Responsibilities:
- Architect and implement the company's Big Data system using AWS Cloud services (Kinesis, EC2, S3, Auto-Scaling, Load-Balancer, Cloud Watch).
- Implement data models developed by our learning scientists for deeper understanding around learning in interactive digital spaces, including educational games, simulations, and technology enhanced assessment items.
- Build and interpret probabilistic models of complex, highly-dimensional datasets.
- Write semantic classification algorithms using a combination of Python, Java, C, C++, Scala, Scalding, R, Julia etc.
- Organize, analyze, retrieve, classify, and report on student json clickstream and log data streams.
- Design and execute software at production scale by utilizing machine learning and data mining techniques to estimate learning efficacy and clusters of learning styles.
- Develop and/or assist in the creation of advanced Data visualizations to transform information into insights (like D3.js or Famo.us) These visualizations will be utilized for learning domain experts to identify how to tackle student misconceptions, as well as to discover opportunities to optimize emergent learning pathways.

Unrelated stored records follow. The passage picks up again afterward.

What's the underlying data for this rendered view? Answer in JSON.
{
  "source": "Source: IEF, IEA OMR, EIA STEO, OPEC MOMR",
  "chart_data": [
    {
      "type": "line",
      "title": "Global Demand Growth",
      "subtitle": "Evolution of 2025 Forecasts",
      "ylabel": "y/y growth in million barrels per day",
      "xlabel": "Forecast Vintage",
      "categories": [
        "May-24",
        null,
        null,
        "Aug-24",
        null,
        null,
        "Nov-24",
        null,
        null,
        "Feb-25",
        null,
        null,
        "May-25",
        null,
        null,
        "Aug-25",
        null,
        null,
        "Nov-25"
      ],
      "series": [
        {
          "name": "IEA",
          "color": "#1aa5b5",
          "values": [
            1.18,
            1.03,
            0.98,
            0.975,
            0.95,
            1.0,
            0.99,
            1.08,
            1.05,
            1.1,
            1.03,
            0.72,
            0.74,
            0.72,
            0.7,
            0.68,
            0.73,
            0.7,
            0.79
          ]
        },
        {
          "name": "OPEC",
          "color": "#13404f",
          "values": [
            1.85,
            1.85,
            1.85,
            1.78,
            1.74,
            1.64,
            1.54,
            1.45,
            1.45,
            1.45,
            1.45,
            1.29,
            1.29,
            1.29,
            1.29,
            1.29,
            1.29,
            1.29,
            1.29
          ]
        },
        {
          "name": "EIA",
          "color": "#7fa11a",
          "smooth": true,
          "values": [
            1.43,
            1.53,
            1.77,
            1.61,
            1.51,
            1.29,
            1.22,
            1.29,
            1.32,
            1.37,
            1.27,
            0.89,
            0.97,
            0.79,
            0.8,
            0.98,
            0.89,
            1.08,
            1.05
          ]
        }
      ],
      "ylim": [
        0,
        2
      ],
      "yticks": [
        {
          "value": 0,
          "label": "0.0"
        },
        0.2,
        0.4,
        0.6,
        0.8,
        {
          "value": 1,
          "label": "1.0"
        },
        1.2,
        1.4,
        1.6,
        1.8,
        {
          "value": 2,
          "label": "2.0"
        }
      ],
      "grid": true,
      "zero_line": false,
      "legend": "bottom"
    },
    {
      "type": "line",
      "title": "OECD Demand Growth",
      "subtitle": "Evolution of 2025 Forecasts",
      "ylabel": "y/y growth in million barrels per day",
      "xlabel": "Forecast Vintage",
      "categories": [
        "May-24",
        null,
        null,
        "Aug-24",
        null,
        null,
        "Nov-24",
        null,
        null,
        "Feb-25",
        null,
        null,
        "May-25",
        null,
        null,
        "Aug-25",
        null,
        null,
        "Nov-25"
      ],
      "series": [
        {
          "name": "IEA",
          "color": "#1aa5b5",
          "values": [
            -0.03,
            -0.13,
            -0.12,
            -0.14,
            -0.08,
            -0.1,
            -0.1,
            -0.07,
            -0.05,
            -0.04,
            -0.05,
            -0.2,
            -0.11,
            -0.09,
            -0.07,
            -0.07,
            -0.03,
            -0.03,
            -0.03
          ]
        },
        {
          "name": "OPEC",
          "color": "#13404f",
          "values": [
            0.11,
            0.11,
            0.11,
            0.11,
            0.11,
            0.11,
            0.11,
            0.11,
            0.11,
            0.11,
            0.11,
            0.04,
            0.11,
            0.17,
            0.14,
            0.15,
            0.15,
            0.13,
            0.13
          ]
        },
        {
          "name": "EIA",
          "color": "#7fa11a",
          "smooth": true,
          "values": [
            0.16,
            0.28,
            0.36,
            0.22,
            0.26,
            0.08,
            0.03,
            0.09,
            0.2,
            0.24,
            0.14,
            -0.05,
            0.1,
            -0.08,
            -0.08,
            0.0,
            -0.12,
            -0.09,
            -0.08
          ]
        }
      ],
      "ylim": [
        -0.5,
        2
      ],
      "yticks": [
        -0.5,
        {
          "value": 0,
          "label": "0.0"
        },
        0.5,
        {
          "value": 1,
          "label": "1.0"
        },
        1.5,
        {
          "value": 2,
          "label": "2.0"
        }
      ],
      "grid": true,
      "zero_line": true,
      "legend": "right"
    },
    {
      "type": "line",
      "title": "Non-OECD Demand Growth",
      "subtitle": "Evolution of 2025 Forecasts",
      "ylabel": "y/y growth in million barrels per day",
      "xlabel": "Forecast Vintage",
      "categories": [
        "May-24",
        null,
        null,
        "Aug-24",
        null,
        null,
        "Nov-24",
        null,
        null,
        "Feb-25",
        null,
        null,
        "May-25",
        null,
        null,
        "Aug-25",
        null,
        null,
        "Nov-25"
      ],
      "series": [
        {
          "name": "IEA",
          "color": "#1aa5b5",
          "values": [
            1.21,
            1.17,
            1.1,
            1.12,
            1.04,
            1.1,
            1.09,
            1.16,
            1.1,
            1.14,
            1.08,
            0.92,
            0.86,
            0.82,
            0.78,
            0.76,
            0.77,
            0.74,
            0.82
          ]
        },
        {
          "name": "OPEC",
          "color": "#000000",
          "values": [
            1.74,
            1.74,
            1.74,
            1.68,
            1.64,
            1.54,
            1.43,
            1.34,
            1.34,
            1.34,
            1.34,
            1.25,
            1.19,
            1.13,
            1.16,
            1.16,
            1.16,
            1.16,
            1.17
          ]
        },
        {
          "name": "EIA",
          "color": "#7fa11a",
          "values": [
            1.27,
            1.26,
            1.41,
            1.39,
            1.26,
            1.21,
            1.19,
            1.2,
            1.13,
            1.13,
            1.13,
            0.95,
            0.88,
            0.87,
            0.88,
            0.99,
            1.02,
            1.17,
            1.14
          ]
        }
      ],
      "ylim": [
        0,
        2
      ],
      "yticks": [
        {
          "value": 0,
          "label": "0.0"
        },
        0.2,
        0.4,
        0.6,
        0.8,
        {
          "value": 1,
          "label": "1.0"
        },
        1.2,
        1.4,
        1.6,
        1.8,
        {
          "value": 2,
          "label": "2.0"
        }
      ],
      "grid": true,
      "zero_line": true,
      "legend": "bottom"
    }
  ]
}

- Oversee the entire data processing cycle, including: data collection, normalization, extraction, and cleansing (ETL).
- Apply advanced data and parallel programming frameworks (Spark or Map/Reduce) to effect real-world solutions. We seek a skilled practitioner who can also advance the state of the art.
- Present to all levels of the organization including peers, senior management, and external customers.